Données personnelles (RGPD) Au terme de la prestation et selon les instructions du Client, le Prestataire supprime ou restitue les données personnelles et détruit les copies existantes, sauf obligation légale de conservation. (CNIL)
Acceptation Un procès-verbal de sortie (Annexe C) valide la complétude des livrables.

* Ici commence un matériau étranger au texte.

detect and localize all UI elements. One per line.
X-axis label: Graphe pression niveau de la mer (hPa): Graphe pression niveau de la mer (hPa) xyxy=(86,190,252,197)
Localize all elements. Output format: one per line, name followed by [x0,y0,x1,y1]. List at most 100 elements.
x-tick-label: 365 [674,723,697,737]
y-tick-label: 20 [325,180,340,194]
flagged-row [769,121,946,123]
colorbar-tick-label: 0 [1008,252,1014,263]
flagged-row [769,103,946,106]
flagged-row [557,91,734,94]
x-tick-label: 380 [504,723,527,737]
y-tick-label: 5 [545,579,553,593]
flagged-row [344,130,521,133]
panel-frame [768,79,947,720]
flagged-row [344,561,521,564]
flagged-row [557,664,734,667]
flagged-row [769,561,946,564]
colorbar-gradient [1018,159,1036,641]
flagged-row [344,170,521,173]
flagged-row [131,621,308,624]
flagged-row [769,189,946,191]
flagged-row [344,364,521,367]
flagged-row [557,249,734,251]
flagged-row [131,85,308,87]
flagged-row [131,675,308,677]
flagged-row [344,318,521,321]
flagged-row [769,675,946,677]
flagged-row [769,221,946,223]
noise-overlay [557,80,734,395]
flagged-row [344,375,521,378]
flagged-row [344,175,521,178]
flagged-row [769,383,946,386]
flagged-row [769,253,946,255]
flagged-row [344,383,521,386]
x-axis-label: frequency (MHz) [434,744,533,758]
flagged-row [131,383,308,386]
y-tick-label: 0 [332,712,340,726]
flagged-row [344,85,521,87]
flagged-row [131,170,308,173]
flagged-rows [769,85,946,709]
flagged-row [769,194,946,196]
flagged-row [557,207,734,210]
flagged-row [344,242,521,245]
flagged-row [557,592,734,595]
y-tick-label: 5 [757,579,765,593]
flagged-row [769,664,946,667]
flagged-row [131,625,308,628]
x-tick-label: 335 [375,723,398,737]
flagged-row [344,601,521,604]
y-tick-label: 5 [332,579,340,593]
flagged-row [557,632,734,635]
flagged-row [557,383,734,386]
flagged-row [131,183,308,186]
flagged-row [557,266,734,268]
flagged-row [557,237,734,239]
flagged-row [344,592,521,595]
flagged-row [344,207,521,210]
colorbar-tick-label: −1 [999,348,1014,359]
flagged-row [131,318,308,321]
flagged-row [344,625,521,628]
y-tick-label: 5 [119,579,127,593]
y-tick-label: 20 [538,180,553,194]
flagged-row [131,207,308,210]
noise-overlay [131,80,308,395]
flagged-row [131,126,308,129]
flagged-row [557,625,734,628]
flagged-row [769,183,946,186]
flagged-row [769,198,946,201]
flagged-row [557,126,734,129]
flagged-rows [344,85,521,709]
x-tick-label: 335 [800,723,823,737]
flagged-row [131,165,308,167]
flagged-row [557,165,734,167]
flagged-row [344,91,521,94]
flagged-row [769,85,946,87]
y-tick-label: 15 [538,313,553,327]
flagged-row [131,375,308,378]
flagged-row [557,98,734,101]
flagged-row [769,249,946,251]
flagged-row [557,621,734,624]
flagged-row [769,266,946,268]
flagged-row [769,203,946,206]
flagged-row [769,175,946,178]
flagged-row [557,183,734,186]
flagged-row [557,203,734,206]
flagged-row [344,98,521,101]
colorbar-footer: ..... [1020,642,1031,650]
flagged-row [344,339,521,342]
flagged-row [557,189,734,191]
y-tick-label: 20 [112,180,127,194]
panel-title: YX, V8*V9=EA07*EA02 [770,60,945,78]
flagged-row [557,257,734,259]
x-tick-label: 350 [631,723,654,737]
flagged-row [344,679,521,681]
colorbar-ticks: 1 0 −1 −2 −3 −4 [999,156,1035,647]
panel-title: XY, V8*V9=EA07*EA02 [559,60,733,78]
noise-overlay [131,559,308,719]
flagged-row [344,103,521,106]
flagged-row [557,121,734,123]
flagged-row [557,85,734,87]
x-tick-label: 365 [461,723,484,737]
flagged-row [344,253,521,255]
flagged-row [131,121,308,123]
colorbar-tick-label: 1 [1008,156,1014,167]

Toute réserve est listée avec délai de correction.
Si le prestataire bloque (ou traîne) : plan d’action
Sans dramatiser… ça arrive.
Objectif : rester factuel, documenter, garder la continuité.
Revenir au contrat + à la clause (et constater les manquements, par écrit)
Demander les livrables minimaux en priorité : accès admin + inventaire + sauvegardes + docs d’exploitation
Réduire la dépendance : récupérer DNS/registrar, comptes M365, consoles EDR/RMM
Sécuriser la transition : rotation des secrets, révocation progressive, co-exploitation
Tracer : PV, emails, checklist signée (utile en cas de litige)
Escalader : direction → mise en demeure → conseil (si nécessaire)
La clause de réversibilité est aussi recommandée pour éviter la dépendance à une offre unique (logique anti lock-in). (cyber.gouv.fr)
Réponses à vos questions
Quel délai prévoir pour changer de prestataire informatique ?
Pour une PME “classique” (M365 + parc postes + sauvegarde + sécurité), prévoyez une phase de préparation (2–4 semaines) + bascule (1–2 semaines) selon la qualité de la doc et l’accès aux consoles.
Qu’est-ce qui doit être restitué à la fin d’un contrat d’infogérance ?
Au minimum : accès admin, données, configurations, documentation d’exploitation, inventaires, et, si applicable, preuves de suppression/restitution (RGPD). (Service Public Entreprendre)
Réversibilité vs transférabilité : c’est pareil ?
Non : réversibilité = vous reprenez ; transférabilité = un nouveau prestataire reprend. (Légifrance)
Le prestataire doit-il supprimer ou rendre les données personnelles ?
Oui, selon les instructions du client, avec destruction des copies sauf obligation légale de conservation. (CNIL)
Contenu informatif, ne remplace pas un conseil juridique. Les exemples doivent être adaptés à votre situation contractuelle.